S. J. Judge1, K. Lata-Arias5, M. Yanagisawa1, M. A. Darrow3, A. M. Monjazeb4, S. W. Thorpe2, A. R. Kirane1, R. J. Bold1, D. J. Canter5, R. J. Canter1 1University Of California – Davis,Surgical Oncology,Sacramento, CA, USA 2University Of California – Davis,Orthopedic Surgery,Sacramento, CA, USA 3University Of California – Davis,Pathology,Sacramento, CA, USA 4University Of California – Davis,Radiation Oncology,Sacramento, CA, USA 5Ochsner Health System,Urologic Oncology,New Orleans, LA, USA
Introduction:
Advocates of extended surgical resection to optimize oncologic outcomes in retroperitoneal sarcoma (RPS) are increasing, and selected studies have demonstrated that short- and long-term outcomes following multivisceral resection (MVR) of RPS are acceptable. We sought to analyze surgical outcomes following RPS resection in a contemporary cohort, hypothesizing that 30-day morbidity and mortality rates and prevalence of MVR in a larger sample size would remain consistent with prior studies.
Methods:
Utilizing the American College of Surgeons National Surgical Quality Improvement Program (ACS-NSQIP) database, we identified 636 patients with primary malignant neoplasms of the retroperitoneum from 2012 to 2015. Overall morbidity, severe morbidity, and mortality rates were compared among MVR and non-MVR patients, and univariate and multivariate analysis was performed to identify predictors of overall and severe postoperative morbidity (mortality rate was too low for meaningful analysis). The Cochran-Armitage trend test was used to assess for temporal trends in the utilization of MVR.
Results:
Of the 636 patients, 51% were female with a mean age of 59.8 ± 12.6 years. The majority were ASA class 3 (62%). Overall, median operative time was 228 minutes (range 47-987), and 256 (40%) underwent MVR (bowel resection = 119, nephrectomy = 91, cholecystectomy = 15).

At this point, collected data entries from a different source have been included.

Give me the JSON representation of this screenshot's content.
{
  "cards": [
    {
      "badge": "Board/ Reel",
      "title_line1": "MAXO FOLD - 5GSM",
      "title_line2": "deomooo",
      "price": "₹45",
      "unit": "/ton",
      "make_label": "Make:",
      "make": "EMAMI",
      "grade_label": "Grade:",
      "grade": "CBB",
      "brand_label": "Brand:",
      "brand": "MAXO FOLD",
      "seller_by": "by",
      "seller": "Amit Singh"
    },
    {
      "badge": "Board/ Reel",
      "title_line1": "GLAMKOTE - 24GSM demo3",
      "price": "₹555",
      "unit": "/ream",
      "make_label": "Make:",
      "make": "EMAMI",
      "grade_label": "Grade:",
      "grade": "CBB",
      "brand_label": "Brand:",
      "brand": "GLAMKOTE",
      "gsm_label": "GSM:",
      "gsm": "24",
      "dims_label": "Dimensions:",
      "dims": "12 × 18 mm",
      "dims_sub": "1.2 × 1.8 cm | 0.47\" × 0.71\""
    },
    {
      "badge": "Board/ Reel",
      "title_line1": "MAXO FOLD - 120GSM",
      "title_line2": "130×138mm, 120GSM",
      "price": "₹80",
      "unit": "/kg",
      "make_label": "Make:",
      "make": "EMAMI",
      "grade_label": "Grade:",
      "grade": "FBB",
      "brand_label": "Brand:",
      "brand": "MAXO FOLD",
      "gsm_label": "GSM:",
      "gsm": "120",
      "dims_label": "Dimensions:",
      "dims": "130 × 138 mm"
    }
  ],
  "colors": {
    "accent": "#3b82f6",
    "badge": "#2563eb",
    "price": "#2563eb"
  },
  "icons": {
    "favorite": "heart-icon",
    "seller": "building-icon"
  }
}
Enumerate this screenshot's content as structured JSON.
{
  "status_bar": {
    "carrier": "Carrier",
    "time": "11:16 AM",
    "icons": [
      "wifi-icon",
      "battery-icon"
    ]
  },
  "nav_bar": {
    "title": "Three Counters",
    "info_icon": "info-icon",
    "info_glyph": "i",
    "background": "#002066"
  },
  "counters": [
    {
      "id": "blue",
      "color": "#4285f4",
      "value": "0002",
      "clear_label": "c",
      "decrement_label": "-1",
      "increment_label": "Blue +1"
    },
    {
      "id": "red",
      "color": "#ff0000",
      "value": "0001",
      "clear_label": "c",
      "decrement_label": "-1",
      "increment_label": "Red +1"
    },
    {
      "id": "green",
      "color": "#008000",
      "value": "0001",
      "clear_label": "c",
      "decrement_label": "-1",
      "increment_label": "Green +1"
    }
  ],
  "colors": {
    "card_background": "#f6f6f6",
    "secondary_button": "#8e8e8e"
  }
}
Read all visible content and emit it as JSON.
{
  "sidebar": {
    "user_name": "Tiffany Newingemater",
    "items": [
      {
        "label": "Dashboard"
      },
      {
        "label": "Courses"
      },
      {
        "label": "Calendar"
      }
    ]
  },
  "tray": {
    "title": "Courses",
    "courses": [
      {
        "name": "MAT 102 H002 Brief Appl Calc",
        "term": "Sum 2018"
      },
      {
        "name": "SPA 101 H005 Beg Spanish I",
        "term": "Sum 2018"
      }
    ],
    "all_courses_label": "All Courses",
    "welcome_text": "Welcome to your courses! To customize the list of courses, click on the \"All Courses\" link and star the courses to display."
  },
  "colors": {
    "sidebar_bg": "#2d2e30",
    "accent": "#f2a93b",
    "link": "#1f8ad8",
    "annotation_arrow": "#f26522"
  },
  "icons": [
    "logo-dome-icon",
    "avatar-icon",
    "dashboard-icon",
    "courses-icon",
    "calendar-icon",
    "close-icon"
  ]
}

When comparing MVR to no MVR, there was no significant difference in overall morbidity (23% vs. 17%), severe morbidity (9% vs. 6%), and mortality (<1% vs. 2%), although overall morbidity approached statistical significance (P = 0.06). MVR patients did experience higher rates of deep incisional surgical site infection (SSI) (3% vs 1%, P = 0.03) and organ space SSI (7% vs 3%, P = 0.05) in the 30-day postoperative period. On multivariate analysis, MVR was not associated with increased overall morbidity (OR 0.92, 95% CI 0.57-1.49) or severe morbidity (OR 0.96, 95% CI 0.47-1.96). Rates of MVR ranged from a low of 38% in 2013 to a high of 45% in 2015 with no significant change over time (P = 0.53).
Conclusion:
Short-term morbidity and mortality rates after multivisceral resection of RPS remain acceptable, although rates of MVR show little change over time in NSQIP hospitals. Concerns about increased morbidity and mortality should not be viewed as a contraindication to wider implementation of extended resection for RPS.